The only person Moira has any sort of deep relationship with is her aunt Matilda - a lonely actress living in London, desperately searching for love. She relies on tarot cards and 'fate' (something that pops up quite a lot in the novel), and Fletcher describes this artistic, free spirited woman with limitations incredibly well.

It is a novel of dreams, envy, loss and betrayal, one that is poignant and evoking, perfect in its description of both people and place.





Tuesday 8 May 2012

Tea and chicken and Pictionary;


My bank holiday weekend was: cricket, Sunday morning tea and paper (the local paper is my guilty pleasure - I just adore the twee-ness of it; the articles about local foragers and WI meetings warm my heart), coffee in Worcester, dinner at The Nightingale (I had 'Hunters Chicken', Atkins diet style, and as the waitress said when she placed it in front of me, it was 'Hunters Chicken with a twist), lazing in the sun on loungers, gossiping with friends, Britain's Got Talent x 3 (another guilty pleasure), driving to Cardiff to see my mother and her partner, and having the most delicious bank holiday Monday dinner ever (chicken coated in thyme, garlic, lemon and butter, spinach and goats cheese, mushroom and leek 'mess', asparagus with parmesan and lime, and cauliflower puree), playing Uno and Pictionary as the rain hammered against the window, and purchasing shoes and trousers for my interview.

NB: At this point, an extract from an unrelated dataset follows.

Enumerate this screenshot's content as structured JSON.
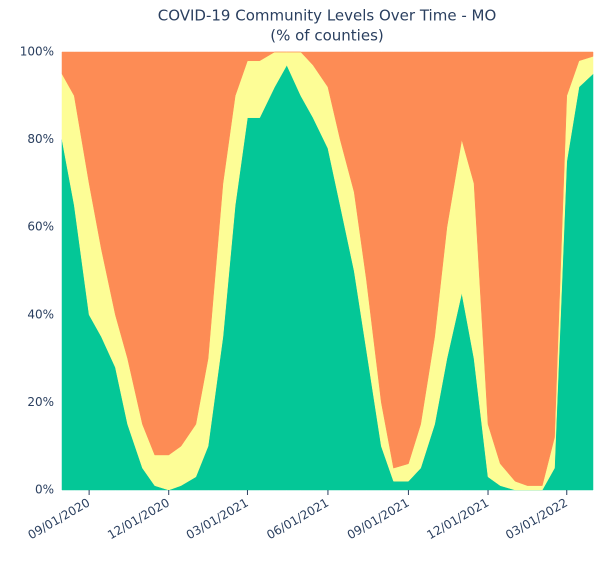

I've almost finished Oystercatchers and I'm enjoying it so much I almost want it never to finish. I probably shouldn't say it, but I can relate to Moira so, so much.

In other news, I just booked train tickets for me and my mother to attend my sister's graduation in July. I can't believe it's really going to happen - not because I doubt her ability, of course! - and I think I will probably cry.